Family tours, especially those featuring educational elements, stood out, with relevant flight orders reaching about 60 percent via Trip.com, 8 percentage points higher when compared with the same period in 2019.
Educational tours increased over 650 percent year-on-year, with online searches for them more than doubling. Bookings for such excursions account for 68 percent of Tongcheng-Elong's family orders for the summer so far.
Parents' focus on education for their children is the reason for their popularity, says a family summer tours report from Qunar, a Beijing-based online travel agency.
Beijing, Shanghai, Xinjiang Uygur autonomous region, Gansu province's Dunhuang and Shaanxi province's capital Xi'an are among the most popular destinations for family travelers.
Group tours are smaller than before, catering more to the demands of travelers for services of better quality, while an increasing number of family travelers have opted for self-drive recreational and sport utility vehicles during their trips, says Li Qian, learning tour business director with Trip.com.
Tour suppliers have covered history, humanity, exploration, astronomy, science and themed camping sites, intended to entertain children aged between 4 and 16.

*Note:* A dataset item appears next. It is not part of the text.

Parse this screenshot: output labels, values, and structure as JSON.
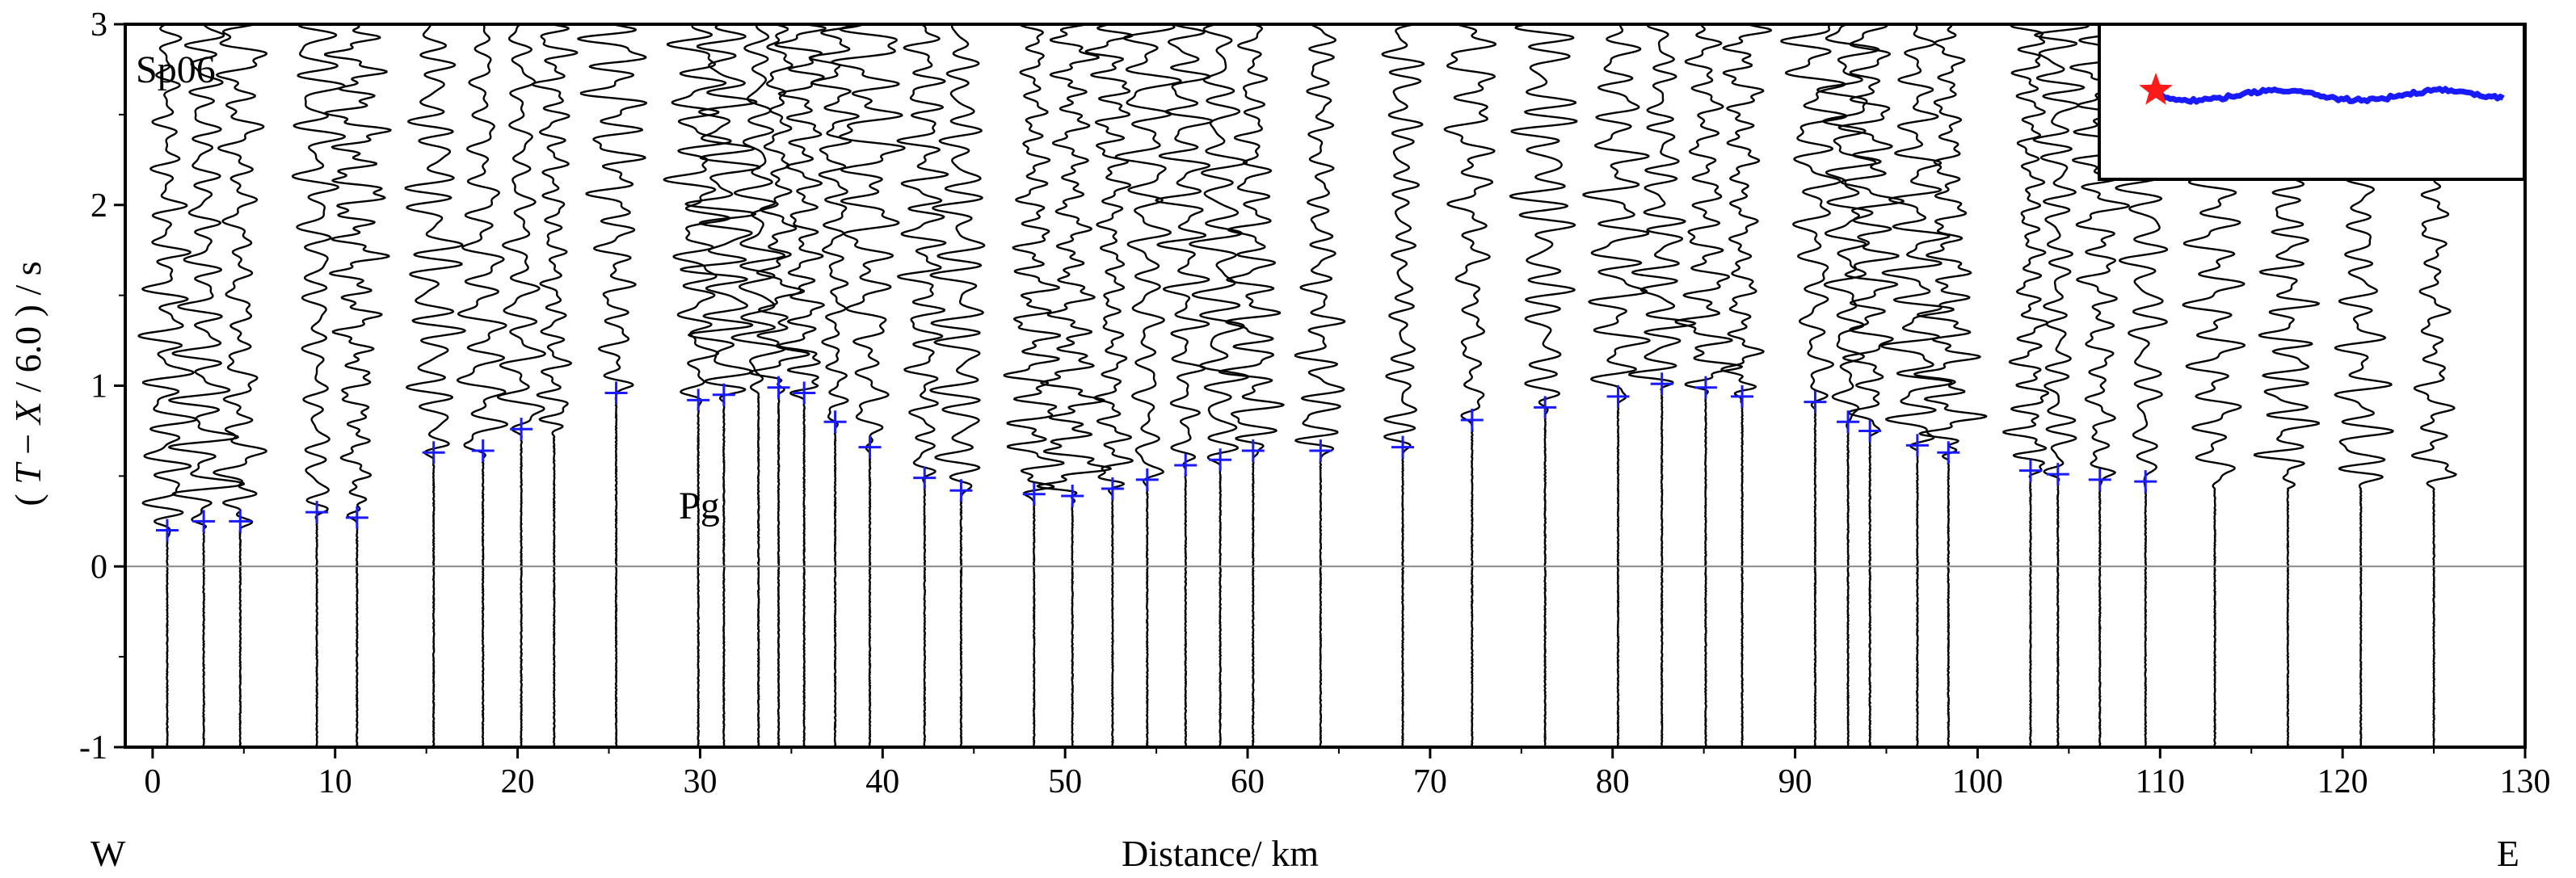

Space exploration tours in Xichang, Sichuan province, Yungang Grottoes history and art appreciation in Shanxi province, and national geography study in Shandong are very popular at the moment.
Overall spending on family tours rose 463 percent as compared with the 2020 summer, and average spending rose 84 percent, Trip.com shows.
Some high-end tours have been well received by the market.
The Beijing-based tourism website Qyer has invited experts from the Chinese Academy of Sciences and the Dunhuang Academy to guide young travelers during trips to China's Five-hundred-meter Aperture Spherical Radio Telescope (FAST) in Guizhou province or the Mogao Caves in Gansu.
Such educational tours are a fairly recent addition industry, and products of inconsistent quality have flooded the market.
However, as parents pay more attention to the diversity, individuality and quality of their children's travel experiences, Zhang Lu, a co-founder of Qyer believes that only services with the highest standards will survive in the long run.